Even scientists are having trouble keeping up with the rapid advancements in artificial intelligence.
Over the past year, machine learning algorithms have begun to produce crude movies and breathtaking phony images. Even now, they are writing code. We'll look back on 2022 as the year that AI transitioned from processing information to co-creating content with a large number of people.
But what if it's also remembered as the year AI made a stride toward wiping out the human race? As over the top and ridiculous as that sounds, public figures like Bill Gates, Elon Musk, Stephen Hawking, and even Alan Turing have expressed worry about what will happen to people if machines surpass humans in intelligence. Musk even claimed that AI was becoming riskier than nuclear weapons.
After all, humans don't treat less intelligent creatures well, so who's to say that machines trained on data that replicates every aspect of human behaviour will not, as renowned computer scientist Marvin Minsky famously said, "putting their aims ahead of ours"?
Thankfully, there is some positive news. More researchers are working to improve the transparency and quantifiability of deep learning systems. We must maintain this momentum. Technology companies will need to start putting AI safety over capabilities as these programs become more and more dominant in social media, supply chains, and financial markets.
Hogarth was alluding to the fact that over the past year, a flurry of AI tools and research has been developed by open-source organisations, who contend that highly intelligent machines shouldn't be managed and built in secret by a small number of powerful corporations but instead should be developed in the open. For instance, the community-driven company EleutherAI created a public version of GPT-Neo in August 2021, a potent tool that could create realistic comments and articles on almost any subject. The original technology, known as GPT-3, was created by OpenAI, a business Musk co-founded and which receives significant funding from Microsoft Corp. OpenAI provides restricted access to their potent systems.
Then this year, a company by the name of Stable Diffusion offered its own version of the program to the public, free of charge, a few months after OpenAI stunned the AI field with a ground-breaking image-generating system dubbed DALL-E 2.
One advantage of open-source software is that more people are continually checking it for inefficiencies because it is available to everyone. Linux has a reputation for being one of the most secure operating systems out there.
However, exposing robust AI systems to the public also increases the possibility that they may be abused. Perhaps it makes sense to centralise AI development if it has the same potential for harm as a virus or nuclear contamination. After all, uranium is enriched in well-controlled surroundings, whereas viruses are examined in biosafety facilities. However, as governments are lagging behind the quick growth of AI, there are still no defined rules for its creation, unlike the restriction of research into viruses and nuclear power.

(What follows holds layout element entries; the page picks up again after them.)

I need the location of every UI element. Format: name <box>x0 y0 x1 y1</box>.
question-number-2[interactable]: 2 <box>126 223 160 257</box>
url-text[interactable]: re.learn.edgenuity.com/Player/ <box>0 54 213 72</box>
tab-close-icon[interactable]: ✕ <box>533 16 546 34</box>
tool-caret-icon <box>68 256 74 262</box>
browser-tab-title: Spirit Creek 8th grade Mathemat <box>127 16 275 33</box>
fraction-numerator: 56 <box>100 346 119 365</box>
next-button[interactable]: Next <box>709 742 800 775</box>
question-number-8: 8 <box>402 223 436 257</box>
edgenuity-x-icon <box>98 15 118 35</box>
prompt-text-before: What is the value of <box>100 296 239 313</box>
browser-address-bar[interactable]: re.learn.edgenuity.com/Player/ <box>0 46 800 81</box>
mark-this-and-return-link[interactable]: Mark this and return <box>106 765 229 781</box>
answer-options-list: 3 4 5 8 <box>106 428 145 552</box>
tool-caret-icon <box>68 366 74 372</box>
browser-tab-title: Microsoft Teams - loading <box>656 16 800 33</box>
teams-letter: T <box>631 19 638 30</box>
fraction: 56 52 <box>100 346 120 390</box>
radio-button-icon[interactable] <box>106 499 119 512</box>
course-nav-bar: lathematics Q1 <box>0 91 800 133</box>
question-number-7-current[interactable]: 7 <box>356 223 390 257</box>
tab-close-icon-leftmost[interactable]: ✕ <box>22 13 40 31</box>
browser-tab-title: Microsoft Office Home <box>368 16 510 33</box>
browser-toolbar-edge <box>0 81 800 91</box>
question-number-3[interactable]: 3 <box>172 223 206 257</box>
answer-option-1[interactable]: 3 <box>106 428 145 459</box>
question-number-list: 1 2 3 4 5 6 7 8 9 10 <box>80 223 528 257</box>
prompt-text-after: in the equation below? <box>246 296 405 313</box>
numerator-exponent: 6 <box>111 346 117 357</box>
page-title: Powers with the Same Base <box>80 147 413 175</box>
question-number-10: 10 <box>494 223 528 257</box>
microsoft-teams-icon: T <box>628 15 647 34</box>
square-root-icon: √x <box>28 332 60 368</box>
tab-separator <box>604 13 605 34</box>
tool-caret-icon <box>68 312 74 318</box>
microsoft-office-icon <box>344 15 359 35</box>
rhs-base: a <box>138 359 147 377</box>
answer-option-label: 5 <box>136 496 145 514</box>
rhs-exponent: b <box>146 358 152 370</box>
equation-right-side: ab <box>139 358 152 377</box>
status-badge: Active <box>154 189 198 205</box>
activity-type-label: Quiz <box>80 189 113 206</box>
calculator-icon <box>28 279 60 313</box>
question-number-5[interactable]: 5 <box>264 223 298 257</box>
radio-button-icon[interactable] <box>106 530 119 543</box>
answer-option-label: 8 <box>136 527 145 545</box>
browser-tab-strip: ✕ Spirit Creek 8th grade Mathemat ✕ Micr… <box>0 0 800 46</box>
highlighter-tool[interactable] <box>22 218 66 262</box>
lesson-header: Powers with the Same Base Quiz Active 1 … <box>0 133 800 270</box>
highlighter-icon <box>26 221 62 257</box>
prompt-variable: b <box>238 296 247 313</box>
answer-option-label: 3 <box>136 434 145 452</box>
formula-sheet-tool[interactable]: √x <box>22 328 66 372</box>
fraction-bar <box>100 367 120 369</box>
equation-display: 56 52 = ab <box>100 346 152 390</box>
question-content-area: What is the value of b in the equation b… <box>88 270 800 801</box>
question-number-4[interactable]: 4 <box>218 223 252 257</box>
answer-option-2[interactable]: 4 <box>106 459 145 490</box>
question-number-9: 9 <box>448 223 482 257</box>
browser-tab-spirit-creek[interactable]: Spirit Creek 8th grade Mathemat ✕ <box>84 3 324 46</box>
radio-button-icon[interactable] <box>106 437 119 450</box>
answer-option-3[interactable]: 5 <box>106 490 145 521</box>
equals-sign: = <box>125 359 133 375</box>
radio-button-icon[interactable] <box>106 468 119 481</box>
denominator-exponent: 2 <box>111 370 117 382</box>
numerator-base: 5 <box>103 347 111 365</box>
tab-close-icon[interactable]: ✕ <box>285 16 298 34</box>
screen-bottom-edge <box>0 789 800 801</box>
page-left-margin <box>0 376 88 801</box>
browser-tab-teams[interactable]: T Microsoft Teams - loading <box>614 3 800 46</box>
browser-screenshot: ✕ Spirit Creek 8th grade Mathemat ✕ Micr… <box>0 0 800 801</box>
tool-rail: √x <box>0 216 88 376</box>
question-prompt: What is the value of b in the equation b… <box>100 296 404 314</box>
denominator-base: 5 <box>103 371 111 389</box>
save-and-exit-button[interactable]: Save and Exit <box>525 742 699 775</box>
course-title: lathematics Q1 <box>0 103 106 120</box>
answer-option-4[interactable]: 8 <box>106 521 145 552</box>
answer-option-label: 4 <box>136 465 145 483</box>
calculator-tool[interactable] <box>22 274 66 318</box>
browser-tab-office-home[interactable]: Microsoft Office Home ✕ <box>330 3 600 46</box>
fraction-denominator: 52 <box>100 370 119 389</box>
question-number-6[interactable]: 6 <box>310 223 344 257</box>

It's reassuring to see, for the time being at least, that attention is being drawn to AI alignment, a developing discipline that deals with creating AI systems that are "aligned" with human objectives. Leading AI corporations like DeepMind and OpenAI, owned by Alphabet Inc., have numerous teams working on AI alignment, and many of these researchers have gone on to found their own startups, some of which are devoted to making AI safe. These companies include the London-based Conjecture, which was recently supported by the developers of Github Inc., Stripe Inc., and FTX Trading Ltd., as well as the San Francisco-based Anthropic, whose core team left OpenAI and secured $580 million from financiers earlier this year.
According to speculation, AI will match human intelligence in the next five years, and its current trajectory will lead to the extinction of the human species.
Leahy claims that in order to avert such a dire scenario, the world needs to make a "portfolio of bets," such as closely examining deep learning algorithms in order to better understand their decision-making processes and attempting to give AI more human-like reasoning.
Even though Leahy's worries are exaggerated, it is obvious that AI is not moving in a direction that is totally consistent with human interests. Take a look at some of the most recent initiatives to create chatbots. Microsoft gave up on Tay, a 2016 bot that learned from interacting with Twitter users after it started tweeting offensive remarks that were both racial and sexual in nature just hours after its introduction. Using public content from the Internet as its training material, Meta Platforms Inc. developed a chatbot in August of this year that claimed Donald Trump was still in office.
Nobody can predict if AI will one day destabilise the food supply system or wreak havoc on the financial markets. However, it might use social media to set people against one another, which is probably currently happening. The robust AI systems that Twitter Inc. and Facebook use to suggest postings to users are designed to boost our interaction, which invariably entails serving us stuff that incites indignation or spreads false information. Changing those incentives would be an excellent place to start with regard to "AI alignment."